Noonan wrote at the onset:
I write separately to emphasize the intent of the statute and its incompatibility with federal foreign policy.
He then went through each section of the statute. On Section 1:
This section of the act constitutes an authoritative statement of the legislative purpose. The purpose is “attrition,” a noun which is unmodified but which can only refer to the attrition of the population of immigrants unlawfully in the state. The purpose is to be accomplished by “enforcement,” also unmodified but in context referring to enforcement of law by the agencies of Arizona. The provisions of the act are “intended to work together.” Working together, the sections of the statute are meant “to discourage and deter the unlawful entry and presence of aliens and economic activity by persons unlawfully present in the United States.”
It would be difficult to set out more explicitly the policy of a state in regard to aliens unlawfully present not only in the state but in the United States. The presence of these persons is to be discouraged and deterred. Their number is to be diminished. Without qualification, Arizona establishes its policy on immigration.
He reviewed the primacy of federal power in foreign policy, including immigration, and concluded:
If we read Section 1 of the statute, the statute states the purpose of providing a solution to illegal immigration into the United States. So read, the statute is a singular entry into the foreign policy of the United States by a single state. The district court properly enjoined implementation of the four sections of the statute.
The third member of the panel, Judge Carlos Bea,disagreed with the two other judges’ ruling striking down Section 2(B) that “provides, in the first sentence, that when officers have reasonable suspicion that someone they have lawfully stopped, detained, or arrested is an unauthorized immigrant, they ‘shall’ make ‘a reasonable attempt . . . when practicable, to determine the immigration status’ of the person.’” The majority found that this conflicted with the federal enforcement scheme that requires cooperation between law enforcement and the federal government. Noonan dissented here, finding that “Congress has clearly expressed its intention that state officials should assist federal officials in checking the immigration status of aliens, see 8 U.S.C. § 1373(c), and in the ‘identification, apprehension, detention, or removal of aliens not lawfully present in the United States,’ 8 U.S.C. § 1357(g)(10)(B).”

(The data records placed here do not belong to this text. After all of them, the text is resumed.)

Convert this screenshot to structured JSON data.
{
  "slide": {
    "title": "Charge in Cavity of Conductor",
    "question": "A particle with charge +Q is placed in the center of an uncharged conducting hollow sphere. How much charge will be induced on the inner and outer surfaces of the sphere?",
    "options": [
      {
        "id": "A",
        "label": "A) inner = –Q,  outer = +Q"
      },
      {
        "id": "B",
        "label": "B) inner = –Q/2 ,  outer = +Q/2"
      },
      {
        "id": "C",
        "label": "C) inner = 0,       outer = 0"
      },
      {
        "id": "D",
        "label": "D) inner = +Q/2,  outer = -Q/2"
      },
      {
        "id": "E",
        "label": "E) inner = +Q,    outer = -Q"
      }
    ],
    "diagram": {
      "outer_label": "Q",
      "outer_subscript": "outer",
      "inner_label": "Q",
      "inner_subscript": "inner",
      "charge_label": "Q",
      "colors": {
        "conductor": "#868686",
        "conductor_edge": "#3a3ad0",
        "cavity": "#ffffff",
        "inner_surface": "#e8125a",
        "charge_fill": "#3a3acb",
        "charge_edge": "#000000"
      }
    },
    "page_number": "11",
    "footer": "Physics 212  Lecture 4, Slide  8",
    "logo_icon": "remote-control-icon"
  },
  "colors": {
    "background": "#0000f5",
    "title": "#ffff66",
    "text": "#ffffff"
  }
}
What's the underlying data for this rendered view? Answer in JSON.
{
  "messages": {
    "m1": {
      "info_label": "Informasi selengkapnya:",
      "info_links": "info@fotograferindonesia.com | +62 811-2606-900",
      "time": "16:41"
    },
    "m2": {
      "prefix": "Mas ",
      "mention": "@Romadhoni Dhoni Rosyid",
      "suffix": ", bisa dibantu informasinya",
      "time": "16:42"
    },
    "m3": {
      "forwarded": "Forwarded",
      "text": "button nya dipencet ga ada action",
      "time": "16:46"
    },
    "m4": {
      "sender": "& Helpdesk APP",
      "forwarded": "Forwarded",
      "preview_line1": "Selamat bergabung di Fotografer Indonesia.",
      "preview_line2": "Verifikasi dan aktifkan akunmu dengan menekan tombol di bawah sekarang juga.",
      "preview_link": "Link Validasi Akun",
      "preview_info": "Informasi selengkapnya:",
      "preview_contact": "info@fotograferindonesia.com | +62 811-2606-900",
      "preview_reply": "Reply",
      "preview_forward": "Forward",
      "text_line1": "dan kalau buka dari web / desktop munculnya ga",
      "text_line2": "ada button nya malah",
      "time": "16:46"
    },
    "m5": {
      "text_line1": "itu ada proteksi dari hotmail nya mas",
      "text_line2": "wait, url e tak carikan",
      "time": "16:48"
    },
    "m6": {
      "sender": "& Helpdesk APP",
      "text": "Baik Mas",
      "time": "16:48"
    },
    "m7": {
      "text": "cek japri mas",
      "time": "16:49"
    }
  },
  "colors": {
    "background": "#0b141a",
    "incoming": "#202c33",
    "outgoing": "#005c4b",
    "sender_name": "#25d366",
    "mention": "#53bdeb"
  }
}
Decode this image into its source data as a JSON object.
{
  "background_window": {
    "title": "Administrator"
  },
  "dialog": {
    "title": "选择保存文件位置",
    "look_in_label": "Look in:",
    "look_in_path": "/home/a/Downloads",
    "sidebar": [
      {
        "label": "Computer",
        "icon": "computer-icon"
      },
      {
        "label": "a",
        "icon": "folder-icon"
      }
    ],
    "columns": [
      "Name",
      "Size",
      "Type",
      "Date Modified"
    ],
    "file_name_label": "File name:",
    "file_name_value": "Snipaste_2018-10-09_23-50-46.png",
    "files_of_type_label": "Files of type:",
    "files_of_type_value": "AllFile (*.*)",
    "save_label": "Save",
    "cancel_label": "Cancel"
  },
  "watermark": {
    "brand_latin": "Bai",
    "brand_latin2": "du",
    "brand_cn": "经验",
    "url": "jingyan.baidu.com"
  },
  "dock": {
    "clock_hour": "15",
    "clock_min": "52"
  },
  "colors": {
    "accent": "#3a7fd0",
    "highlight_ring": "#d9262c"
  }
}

Bea continued: “I concur with the majority that Section 3, which penalizes an alien’s failure to carry documentation as required by federal immigration statutes, impermissibly infringes on the federal government’s uniform, integrated, and comprehensive system of registration which leaves no room for its enforcement by the state. I also concur with the majority that Section 5(C), which penalizes an illegal alien for working or seeking work, conflicts with Congress’s intent to focus on employer penalties.”
And as to Section 6, Bea dissented from the majority’s holding that that state police officers have no authority to enforce without a warrant the civil provisions of federal immigration law. He dissected, in rather scathing terms, the majority’s decision:
Section 6 merely authorizes Arizona police officers to make warrantless arrests when they cooperate in the enforcement of federal immigration law — as invited to do by Congress. See 8 U.S.C. § 1357(g)(10). For its newly-minted-but-not-argued position, the majority relies extensively on 8 U.S.C. § 1252c — a code section not cited in support by the United States — misinterpreting its meaning and putting this circuit in direct conflict with the Tenth Circuit. The majority also ignores clear Supreme Court precedent . . .
I examine thesepinion in some detail for two reasons. First, preemption doctrine requires a close reading of the statute and analysis of its purpose. Objections to a state statute cannot be brushed off because the federal government is “not doing its job.” That may be true, but this is a political and not a legal argument. Second, if immigration exclusionists think they are going to get a more satisfactory analysis from judges than the one rendered by Judge Noonan they are, I would suggest, kidding themselves. A decision making, at best, Swiss cheese of the state’s law, an indication of how difficult it is to skirt the federal government’s dominance in the field of foreign policy and border control.
A final observation: Conservatives are making a principled argument regarding Obamacare on the Constitution’s commerce clause in support of the federal system of government. That same structure that limits federal power also limits state power. They should be faithful to the words and intent of the Constitution in both situations.
UPDATE (4:40 p.m.): In the original versoon the final quotes were incorrectly attributed to Judge. The attribution has been corrected.